There were 3,689 housing units, of which 12.0% were vacant. The homeowner vacancy rate was 1.7% and the rental vacancy rate was 7.6%.

===2000 census===
As of the census of 2000, there were 3,162 people, 1,394 households, and 769 families residing in the town. The population density was 905.2 PD/sqmi. There were 1,521 housing units at an average density of 435.4 /sqmi. The racial makeup of the town was 92.66% White, 1.96% African American, 0.35% Native American, 0.41% Asian, 3.29% from other races, and 1.33% from two or more races. Hispanic or Latino of any race were 6.70% of the population.

There were 1,394 households, out of which 22.5% had children under the age of 18 living with them, 37.5% were married couples living together, 12.7% had a female householder with no husband present, and 44.8% were non-families. 35.2% of all households were made up of individuals, and 12.9% had someone living alone who was 65 years of age or older. The average household size was 2.19 and the average family size was 2.84.

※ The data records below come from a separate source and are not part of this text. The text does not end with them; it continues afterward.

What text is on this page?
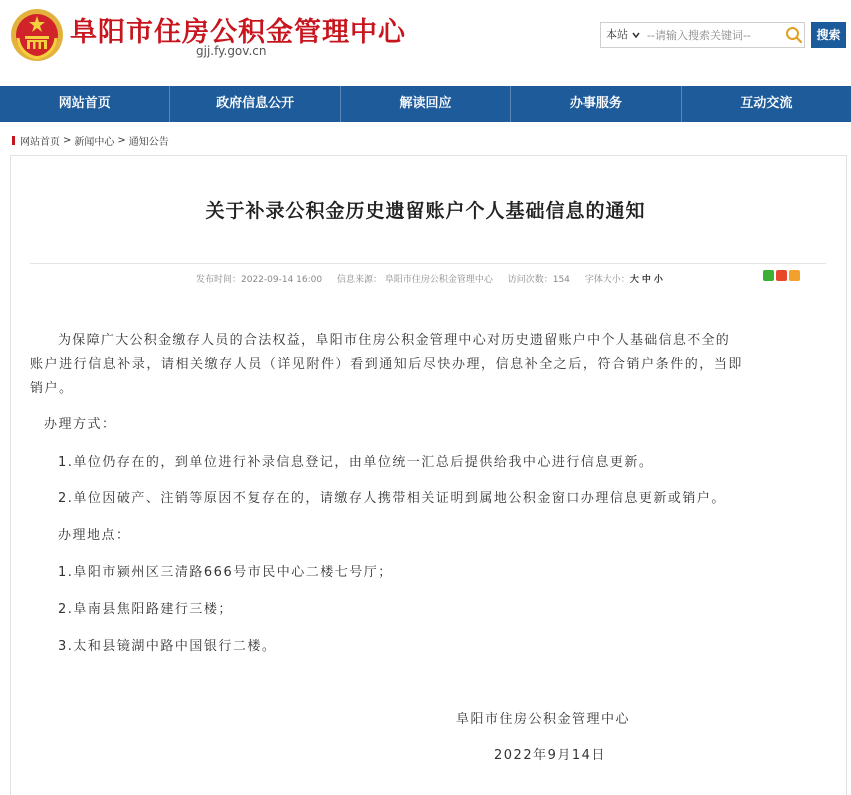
阜阳市住房公积金管理中心
gjj.fy.gov.cn
本站
--请输入搜索关键词--	搜索
网站首页	政府信息公开	解读回应	办事服务	互动交流
网站首页 > 新闻中心 > 通知公告
关于补录公积金历史遗留账户个人基础信息的通知
发布时间：2022-09-14 16:00 信息来源： 阜阳市住房公积金管理中心 访问次数：154 字体大小：大 中 小
为保障广大公积金缴存人员的合法权益，阜阳市住房公积金管理中心对历史遗留账户中个人基础信息不全的
账户进行信息补录，请相关缴存人员（详见附件）看到通知后尽快办理，信息补全之后，符合销户条件的，当即
销户。
办理方式：
1.单位仍存在的，到单位进行补录信息登记，由单位统一汇总后提供给我中心进行信息更新。
2.单位因破产、注销等原因不复存在的，请缴存人携带相关证明到属地公积金窗口办理信息更新或销户。
办理地点：
1.阜阳市颍州区三清路666号市民中心二楼七号厅；
2.阜南县焦阳路建行三楼；
3.太和县镜湖中路中国银行二楼。
阜阳市住房公积金管理中心
2022年9月14日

In the town, the population was spread out, with 19.2% under the age of 18, 10.9% from 18 to 24, 30.5% from 25 to 44, 21.1% from 45 to 64, and 18.3% who were 65 years of age or older. The median age was 37 years. For every 100 females, there were 88.7 males. For every 100 females age 18 and over, there were 87.7 males.

The median income for a household in the town was $27,525, and the median income for a family was $30,909. Males had a median income of $22,351 versus $23,176 for females. The per capita income for the town was $17,408. Roughly 14.6% of families and 21.5% of the population were below the poverty line, including 37.1% of those under age 18 and 15.4% of those age 65 or over.
==Government==
The town is governed by a seven-member board consisting of a mayor and six council members. The council members serve four-year terms with staggered elections of three every two years. The board meets at 5:00 PM on the third Tuesday of every month, held at the Woodfin Town Hall.

==Public services and utilities==
Sewer services are provided by the Metropolitan Sewerage District of Buncombe County.

Water services are provided by one of three water systems that serve various parts of Woodfin: Woodfin Water District, Asheville Water Authority, and Weaverville Water Department.

Town services include police, sanitation, street maintenance and construction, planning and zoning, animal control, street lighting, parks and recreation, and administration. Fire services are provided by one of three Fire Service Districts.